In Flint, that’s resulted in some well-intentioned but misguided donations, like six bottles of water mailed to Catholic Charities that cost the sender $29 in postage. 

“At this point, unless people are sending a semi-truck of water at a time, we’re discouraging people from donating water because there’s so much in the pipeline,” local United Way chapter CEO Jamie Gaskin said. “The most natural inclination to help is to send water ...  and we certainly don’t want to be ungrateful, but when people reach out we direct them to consider other options,” specifically the health & development Fund.

Ottenhoff advised anyone seeking to help Flint to “take some time to think about what you would like to have accomplished.”

“Your donation will be just as valuable, in fact may be even more valuable, if you give it a month from now, or give it a year from now,” he said.

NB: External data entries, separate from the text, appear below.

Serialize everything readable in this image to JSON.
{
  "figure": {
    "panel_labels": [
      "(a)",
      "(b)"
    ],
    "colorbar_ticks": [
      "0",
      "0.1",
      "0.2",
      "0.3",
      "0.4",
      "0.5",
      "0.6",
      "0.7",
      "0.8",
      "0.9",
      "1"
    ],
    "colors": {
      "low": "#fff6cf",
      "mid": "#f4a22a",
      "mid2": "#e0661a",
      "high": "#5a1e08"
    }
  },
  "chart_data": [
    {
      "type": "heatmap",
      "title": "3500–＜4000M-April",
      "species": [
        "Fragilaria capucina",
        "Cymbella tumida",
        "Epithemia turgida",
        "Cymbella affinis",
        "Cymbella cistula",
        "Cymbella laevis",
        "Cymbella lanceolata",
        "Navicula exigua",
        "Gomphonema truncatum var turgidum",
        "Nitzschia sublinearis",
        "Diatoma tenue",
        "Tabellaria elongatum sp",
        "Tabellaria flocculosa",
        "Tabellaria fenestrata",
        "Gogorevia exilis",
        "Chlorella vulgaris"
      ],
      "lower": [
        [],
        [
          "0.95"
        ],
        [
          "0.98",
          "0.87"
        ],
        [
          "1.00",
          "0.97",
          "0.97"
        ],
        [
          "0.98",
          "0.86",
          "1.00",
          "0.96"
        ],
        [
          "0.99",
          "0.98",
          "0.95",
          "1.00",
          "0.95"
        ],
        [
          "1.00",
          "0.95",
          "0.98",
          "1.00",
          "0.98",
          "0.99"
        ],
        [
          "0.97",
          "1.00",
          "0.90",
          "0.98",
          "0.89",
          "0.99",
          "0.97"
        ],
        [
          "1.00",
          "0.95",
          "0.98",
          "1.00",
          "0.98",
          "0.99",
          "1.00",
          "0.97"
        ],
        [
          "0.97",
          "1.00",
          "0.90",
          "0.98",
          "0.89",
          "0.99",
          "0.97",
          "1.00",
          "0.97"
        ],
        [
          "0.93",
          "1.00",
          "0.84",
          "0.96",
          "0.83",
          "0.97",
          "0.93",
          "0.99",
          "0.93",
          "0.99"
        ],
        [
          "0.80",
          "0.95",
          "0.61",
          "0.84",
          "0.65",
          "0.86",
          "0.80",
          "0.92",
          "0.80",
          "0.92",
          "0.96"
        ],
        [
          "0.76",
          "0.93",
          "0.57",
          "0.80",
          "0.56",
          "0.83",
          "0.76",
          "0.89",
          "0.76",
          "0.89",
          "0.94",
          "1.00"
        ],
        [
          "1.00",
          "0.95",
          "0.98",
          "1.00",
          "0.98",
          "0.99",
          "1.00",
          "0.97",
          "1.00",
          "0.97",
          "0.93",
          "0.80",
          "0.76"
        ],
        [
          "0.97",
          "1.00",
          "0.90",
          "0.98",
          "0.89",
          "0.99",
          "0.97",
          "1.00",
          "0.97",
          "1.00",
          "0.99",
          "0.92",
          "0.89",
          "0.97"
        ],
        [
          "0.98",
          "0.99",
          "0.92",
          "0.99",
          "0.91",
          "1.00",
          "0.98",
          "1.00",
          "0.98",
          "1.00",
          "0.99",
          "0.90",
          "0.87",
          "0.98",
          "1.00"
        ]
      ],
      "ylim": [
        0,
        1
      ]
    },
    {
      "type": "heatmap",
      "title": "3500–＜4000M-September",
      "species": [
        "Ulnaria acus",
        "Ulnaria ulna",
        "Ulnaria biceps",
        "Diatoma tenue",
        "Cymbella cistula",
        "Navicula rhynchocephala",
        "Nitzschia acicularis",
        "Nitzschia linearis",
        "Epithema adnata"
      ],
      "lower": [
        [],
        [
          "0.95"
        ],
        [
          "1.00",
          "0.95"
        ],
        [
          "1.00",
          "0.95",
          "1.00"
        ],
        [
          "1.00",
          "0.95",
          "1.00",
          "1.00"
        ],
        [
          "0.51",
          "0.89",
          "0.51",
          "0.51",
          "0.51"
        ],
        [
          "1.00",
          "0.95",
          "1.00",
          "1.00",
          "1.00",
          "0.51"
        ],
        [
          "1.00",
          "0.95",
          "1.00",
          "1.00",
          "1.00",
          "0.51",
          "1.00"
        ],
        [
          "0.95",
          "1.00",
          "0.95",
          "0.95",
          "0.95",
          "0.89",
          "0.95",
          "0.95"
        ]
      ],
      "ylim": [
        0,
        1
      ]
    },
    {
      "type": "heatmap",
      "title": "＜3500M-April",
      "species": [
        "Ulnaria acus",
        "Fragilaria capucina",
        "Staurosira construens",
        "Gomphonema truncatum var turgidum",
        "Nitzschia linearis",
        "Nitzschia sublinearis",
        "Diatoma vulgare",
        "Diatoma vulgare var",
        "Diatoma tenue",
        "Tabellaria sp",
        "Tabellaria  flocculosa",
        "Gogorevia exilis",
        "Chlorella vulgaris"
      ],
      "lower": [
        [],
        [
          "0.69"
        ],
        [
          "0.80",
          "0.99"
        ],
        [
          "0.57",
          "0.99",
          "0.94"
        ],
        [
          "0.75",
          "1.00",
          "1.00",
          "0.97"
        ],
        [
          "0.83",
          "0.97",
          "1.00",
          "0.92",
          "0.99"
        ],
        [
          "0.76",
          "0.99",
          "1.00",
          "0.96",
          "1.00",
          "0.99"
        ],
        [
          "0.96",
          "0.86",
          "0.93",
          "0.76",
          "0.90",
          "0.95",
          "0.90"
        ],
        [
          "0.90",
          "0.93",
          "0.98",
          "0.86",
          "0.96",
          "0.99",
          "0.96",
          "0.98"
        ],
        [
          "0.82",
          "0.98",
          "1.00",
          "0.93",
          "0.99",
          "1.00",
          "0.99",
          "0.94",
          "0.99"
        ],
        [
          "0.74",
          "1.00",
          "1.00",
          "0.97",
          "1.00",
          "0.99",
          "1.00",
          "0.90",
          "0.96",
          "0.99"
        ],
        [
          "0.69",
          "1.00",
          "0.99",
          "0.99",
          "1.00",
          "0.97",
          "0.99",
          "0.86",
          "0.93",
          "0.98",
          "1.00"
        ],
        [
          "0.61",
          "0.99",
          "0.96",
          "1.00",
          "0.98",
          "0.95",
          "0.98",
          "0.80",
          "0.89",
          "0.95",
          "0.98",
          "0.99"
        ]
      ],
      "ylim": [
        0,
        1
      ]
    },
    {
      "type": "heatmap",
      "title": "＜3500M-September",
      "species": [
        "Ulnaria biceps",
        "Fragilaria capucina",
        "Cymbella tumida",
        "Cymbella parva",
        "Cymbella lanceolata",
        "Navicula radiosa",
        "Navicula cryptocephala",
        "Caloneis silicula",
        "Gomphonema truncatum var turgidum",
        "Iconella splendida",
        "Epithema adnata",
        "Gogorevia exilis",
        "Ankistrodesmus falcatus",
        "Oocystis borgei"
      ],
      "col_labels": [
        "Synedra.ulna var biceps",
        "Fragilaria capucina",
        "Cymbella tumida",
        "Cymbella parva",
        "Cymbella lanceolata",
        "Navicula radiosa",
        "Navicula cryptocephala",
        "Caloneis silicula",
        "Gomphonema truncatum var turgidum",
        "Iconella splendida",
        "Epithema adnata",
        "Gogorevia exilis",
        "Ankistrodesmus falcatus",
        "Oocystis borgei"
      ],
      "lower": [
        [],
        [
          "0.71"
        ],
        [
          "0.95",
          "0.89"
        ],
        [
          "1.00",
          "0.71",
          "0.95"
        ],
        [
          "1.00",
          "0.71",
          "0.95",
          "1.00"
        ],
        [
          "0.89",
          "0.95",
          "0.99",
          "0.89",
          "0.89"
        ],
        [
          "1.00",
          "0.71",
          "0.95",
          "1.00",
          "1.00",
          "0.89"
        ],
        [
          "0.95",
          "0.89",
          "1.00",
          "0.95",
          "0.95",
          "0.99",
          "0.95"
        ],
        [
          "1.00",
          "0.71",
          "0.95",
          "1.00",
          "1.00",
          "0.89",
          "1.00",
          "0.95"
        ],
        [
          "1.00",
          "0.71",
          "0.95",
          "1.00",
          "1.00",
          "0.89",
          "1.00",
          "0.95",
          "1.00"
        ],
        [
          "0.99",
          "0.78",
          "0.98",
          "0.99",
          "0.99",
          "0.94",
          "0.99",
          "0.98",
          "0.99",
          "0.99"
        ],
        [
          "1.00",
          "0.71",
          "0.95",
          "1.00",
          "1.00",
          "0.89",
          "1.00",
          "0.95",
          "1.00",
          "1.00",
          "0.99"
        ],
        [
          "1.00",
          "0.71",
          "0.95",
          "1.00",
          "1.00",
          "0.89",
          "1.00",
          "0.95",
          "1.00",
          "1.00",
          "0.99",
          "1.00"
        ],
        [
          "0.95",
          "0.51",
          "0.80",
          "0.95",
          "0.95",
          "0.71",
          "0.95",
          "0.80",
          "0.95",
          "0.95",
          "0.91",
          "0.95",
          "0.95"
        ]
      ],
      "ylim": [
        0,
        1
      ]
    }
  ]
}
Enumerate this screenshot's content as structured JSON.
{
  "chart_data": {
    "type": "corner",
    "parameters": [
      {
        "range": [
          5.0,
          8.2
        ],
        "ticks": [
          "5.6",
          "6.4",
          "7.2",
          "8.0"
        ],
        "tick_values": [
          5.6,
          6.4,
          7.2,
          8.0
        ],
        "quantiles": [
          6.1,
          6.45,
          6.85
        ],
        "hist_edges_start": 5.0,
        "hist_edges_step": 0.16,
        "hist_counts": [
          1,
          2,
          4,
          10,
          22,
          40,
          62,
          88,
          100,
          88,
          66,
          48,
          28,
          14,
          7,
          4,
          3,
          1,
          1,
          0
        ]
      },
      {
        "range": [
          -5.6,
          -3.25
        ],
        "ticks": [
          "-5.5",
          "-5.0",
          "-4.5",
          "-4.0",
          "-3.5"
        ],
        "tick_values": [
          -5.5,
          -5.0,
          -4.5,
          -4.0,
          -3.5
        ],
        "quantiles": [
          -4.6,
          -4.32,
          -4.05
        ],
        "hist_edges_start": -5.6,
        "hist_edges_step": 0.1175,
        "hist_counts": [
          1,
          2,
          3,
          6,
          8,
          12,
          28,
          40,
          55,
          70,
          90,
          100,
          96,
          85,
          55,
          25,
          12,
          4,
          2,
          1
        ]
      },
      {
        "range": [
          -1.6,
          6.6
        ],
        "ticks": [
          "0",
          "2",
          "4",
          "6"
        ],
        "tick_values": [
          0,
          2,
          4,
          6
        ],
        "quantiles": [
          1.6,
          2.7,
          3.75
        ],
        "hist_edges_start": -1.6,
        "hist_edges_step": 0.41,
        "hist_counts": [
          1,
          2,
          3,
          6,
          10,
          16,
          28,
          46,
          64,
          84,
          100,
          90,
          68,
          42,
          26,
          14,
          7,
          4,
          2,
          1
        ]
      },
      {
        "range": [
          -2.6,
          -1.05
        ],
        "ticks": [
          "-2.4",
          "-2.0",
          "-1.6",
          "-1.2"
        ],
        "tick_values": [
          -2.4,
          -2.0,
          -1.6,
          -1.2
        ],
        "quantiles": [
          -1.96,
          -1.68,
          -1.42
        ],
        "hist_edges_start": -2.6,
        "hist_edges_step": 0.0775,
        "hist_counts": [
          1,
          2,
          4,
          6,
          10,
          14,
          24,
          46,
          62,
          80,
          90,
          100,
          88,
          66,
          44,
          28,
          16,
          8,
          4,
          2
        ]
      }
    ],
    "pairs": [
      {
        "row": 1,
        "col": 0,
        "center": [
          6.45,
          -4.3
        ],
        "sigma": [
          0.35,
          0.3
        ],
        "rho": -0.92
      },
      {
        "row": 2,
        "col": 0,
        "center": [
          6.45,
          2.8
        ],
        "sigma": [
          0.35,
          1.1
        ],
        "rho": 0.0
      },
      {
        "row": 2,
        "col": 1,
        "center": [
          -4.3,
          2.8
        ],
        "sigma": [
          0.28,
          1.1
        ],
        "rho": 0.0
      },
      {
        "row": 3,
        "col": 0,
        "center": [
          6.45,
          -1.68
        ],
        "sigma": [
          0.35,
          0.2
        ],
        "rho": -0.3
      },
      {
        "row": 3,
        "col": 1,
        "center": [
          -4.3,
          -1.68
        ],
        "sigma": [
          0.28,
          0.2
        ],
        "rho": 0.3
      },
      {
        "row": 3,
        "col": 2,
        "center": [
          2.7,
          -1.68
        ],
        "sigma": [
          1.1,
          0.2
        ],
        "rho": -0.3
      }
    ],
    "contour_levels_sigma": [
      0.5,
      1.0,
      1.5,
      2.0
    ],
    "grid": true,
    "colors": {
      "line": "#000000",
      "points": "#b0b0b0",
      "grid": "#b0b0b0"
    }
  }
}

Brittny Giles, of Flint, Michigan, watches her sons practice drawing their letters at their home on Feb. 4, 2016. She no
Brittany Greeson/The Washington Post via Getty Images
Brittny Giles, of Flint, Michigan, watches her sons practice drawing their letters at their home on Feb. 4, 2016. She now questions whether or not she wants to continue living in the city. "I want to stay in Flint, because I was born and raised in Flint, but if I have to move to better my family, I will," Giles said.

Horton pointed to long-term problems beyond health, like a negative economic impact for businesses and the city as a whole. But she sees the joint response to the Flint crisis as an encouraging sign that could put the city -- where 40 percent of people live in poverty -- on a different trajectory.

“We are not accidentally named ‘Flint.’ We are tough, we are tenacious, we are strong,” Horton said. “That mentality is getting activated, and we are going to create a whole new day that’s a whole lot better for all of our residents out of this tragedy.”